Fontana Unified School District police purchased 14 of the Colt LE6940 rifles last fall, and they were delivered the first week of December — a week before the Connecticut school shooting. Over the holiday break, the district's 14 school police officers received 40 hours of training on the rifles. Officers check them out for each shift from a fireproof safe in the police force's main office.

Fontana isn't the first district to try this. Other Southern California districts also have rifle programs — some that have been in operation for several years. Fontana school police Chief Billy Green said he used money from fingerprinting fees to purchase the guns for $14,000 after identifying a "critical vulnerability" in his force's ability to protect students. The officers, who already wear sidearms, wouldn't be able to stop a shooter like the one in Connecticut, he said Wednesday.

"They're not walking around telling kids, 'Hurry up and get to class' with a gun around their neck," the chief said. "Parents need to know that if there was a shooter on their child's campus that was equipped with body armor or a rifle, we would be limited in our ability to stop that threat to their children."

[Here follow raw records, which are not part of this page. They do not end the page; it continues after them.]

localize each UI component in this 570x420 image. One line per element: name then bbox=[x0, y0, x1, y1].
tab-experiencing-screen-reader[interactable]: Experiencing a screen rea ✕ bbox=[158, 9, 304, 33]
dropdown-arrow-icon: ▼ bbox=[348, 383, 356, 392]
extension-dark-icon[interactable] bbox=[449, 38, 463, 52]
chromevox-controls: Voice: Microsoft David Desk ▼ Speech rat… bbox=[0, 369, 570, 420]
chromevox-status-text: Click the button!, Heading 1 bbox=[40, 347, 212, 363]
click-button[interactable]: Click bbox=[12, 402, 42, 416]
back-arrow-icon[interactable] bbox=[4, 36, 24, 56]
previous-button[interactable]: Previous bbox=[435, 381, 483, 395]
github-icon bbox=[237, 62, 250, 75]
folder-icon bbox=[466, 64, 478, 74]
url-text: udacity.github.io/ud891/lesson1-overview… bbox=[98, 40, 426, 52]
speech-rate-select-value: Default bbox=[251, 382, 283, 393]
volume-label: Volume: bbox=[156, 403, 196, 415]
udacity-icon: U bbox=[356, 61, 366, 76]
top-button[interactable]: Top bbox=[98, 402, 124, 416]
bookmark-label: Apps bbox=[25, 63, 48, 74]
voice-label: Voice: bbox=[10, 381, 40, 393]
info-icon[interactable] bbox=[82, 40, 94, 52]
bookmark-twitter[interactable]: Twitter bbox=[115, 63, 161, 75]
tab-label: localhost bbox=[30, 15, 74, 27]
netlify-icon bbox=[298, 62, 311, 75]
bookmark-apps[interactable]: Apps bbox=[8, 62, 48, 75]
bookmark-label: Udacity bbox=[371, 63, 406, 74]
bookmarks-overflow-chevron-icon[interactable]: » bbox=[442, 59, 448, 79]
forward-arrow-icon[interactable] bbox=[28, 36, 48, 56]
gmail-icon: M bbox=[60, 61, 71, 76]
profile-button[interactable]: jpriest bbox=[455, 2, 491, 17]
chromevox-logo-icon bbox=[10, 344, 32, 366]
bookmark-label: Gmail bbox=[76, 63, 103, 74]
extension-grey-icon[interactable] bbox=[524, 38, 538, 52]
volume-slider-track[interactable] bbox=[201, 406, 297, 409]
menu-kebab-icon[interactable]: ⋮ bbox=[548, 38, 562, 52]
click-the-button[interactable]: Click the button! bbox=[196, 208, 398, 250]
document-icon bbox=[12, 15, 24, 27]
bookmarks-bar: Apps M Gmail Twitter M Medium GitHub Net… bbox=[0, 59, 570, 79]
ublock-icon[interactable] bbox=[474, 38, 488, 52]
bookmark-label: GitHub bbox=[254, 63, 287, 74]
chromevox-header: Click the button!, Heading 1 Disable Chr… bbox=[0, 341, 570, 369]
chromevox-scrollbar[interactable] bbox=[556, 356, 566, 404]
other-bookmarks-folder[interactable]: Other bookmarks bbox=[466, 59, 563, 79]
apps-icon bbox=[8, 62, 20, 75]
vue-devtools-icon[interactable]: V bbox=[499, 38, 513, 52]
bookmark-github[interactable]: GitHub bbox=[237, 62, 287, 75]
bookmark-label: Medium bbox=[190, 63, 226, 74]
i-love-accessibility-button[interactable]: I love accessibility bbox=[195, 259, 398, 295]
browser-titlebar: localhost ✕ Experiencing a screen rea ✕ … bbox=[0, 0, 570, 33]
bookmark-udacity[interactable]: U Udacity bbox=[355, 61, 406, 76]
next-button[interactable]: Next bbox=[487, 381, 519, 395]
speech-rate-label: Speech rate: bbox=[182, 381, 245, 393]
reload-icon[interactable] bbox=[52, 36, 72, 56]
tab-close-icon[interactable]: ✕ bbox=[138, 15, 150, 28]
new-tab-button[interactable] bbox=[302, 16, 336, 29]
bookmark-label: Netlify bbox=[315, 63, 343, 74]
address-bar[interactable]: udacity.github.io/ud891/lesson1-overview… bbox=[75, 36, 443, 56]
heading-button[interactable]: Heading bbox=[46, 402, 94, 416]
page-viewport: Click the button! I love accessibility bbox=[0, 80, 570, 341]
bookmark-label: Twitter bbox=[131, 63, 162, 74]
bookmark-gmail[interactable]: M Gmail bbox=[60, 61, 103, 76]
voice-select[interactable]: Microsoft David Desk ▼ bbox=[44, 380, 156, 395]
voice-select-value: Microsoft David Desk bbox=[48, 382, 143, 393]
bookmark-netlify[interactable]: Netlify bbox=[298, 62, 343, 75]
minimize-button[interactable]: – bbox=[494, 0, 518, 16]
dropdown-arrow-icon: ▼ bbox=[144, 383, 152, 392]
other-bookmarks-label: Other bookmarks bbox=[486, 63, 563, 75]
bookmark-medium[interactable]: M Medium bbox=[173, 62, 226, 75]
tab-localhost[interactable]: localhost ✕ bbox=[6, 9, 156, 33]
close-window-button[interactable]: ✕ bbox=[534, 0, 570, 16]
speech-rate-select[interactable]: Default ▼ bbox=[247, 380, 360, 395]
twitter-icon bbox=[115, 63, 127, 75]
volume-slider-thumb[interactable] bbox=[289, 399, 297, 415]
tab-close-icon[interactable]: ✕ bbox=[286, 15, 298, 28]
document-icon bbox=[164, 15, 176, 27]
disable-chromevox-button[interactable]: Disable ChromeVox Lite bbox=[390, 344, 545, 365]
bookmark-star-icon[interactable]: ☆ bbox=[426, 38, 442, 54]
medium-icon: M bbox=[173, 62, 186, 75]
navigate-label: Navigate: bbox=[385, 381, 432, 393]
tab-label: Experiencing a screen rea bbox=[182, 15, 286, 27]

Some parents and students, however, reacted with alarm to the news that school resource officers were being issued the rifles during their shifts. The officers split their time among 44 schools in the district and keep the rifles in a safe at their assigned school or secured in their patrol car each day before checking the weapon back in to the school police headquarters each night.

Only sergeants trained for years to use the rifles are authorized to check out the rifles from the police armory, where they are kept.

Still, James Henriquez, 16, a sophomore who just enrolled at Fontana High School this week after moving from Texas, was wary.